Improved question for clarity:
Hello there so I have about 2000 csv files
One master file called fileaa.csv
And 1999 description files called fileaa-1.csv, fileaa-2.csv, fileaa-4.csv... (some numbers are missing)
I want to add a 3rd column to the 2 column master file:
| link | link2 |
1| somelink.com | somelink2.com |
like so
| link | link2 | description |
1| somelink.com | somelink2.com | some description |
where the description of line 1 comes from fileaa-1.csv, which is a single-cell csv with a paragraph of text.

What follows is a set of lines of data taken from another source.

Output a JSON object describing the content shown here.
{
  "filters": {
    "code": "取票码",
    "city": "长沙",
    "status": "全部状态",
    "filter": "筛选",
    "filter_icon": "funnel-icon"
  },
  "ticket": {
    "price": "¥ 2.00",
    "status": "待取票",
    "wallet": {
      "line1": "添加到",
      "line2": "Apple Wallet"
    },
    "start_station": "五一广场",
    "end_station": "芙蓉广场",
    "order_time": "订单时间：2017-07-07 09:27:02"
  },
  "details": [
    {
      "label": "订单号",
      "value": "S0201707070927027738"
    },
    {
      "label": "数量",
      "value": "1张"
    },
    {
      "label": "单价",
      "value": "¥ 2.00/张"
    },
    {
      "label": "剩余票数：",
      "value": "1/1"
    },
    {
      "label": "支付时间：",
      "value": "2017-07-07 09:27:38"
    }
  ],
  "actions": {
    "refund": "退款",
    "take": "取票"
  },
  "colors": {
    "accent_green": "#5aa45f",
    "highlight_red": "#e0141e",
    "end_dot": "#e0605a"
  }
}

Does anyone know how to do this at scale? I have 100 other masters with about 2000 descriptions each.
Edit (incl. commands):
Things I couldn't try:
cat * | awk 'NR==FNR{a[NR]=$0;next}{print a[FNR],$0}' fileaa.csv fileaa-1.csv
wouldn't work because of the missing numbers
awk '{print $0,NR}' fileaa.csv; \
find /mnt/media/fileaa.csv -type f -exec sed -i 's/1/fileaa-1.csv/g' {} \;
because sed can't read external files inside the -exec sed command
Edit 1:
The exact contents of fileaa-1.csv are:
"Texan singer-songwriter Robert Earl Keen performs the song "What I Really Mean" acoustically with his band, live in the Magnolia Avenue Studios of KDHX, St. Louis, Missouri, February 11, 2010. The full session aired Sun, Feb. 28, 2010 on Songwriter's Showcase, heard Sundays from 10:30 a.m.-noon Central on KDHX with host Ed Becker. Sound and Video by Andy Coco and Ed Kleinberg. Discover more great music (streaming audio, photos, video and more)"
The exact input:
| link | link2 |
1| https://www.youtube.com/watch?v=lhNFZ37OfE4 | https://www.youtube.com/user/kdhx |
The exact desired output:
| link | link2 | description |
1| https://www.youtube.com/watch?v=lhNFZ37OfE4 | https://www.youtube.com/user/kdhx | "Texan singer-songwriter Robert Earl Keen performs the song "What I Really Mean" acoustically with his band, live in the Magnolia Avenue Studios of KDHX, St. Louis, Missouri, February 11, 2010. The full session aired Sun, Feb. 28, 2010 on Songwriter's Showcase, heard Sundays from 10:30 a.m.-noon Central on KDHX with host Ed Becker. Sound and Video by Andy Coco and Ed Kleinberg. Discover more great music (streaming audio, photos, video and more)" |
Edit 2:
The contents of fileaa.csv are already in order and do not need to be sorted. It is not possible for there to be a fileaa-[number].csv that does not match a row in fileaa.csv.
Edit 3:
There are no | of linefeeds in the data.
To be honest I am a complete beginner and I don't really know where to start on this one.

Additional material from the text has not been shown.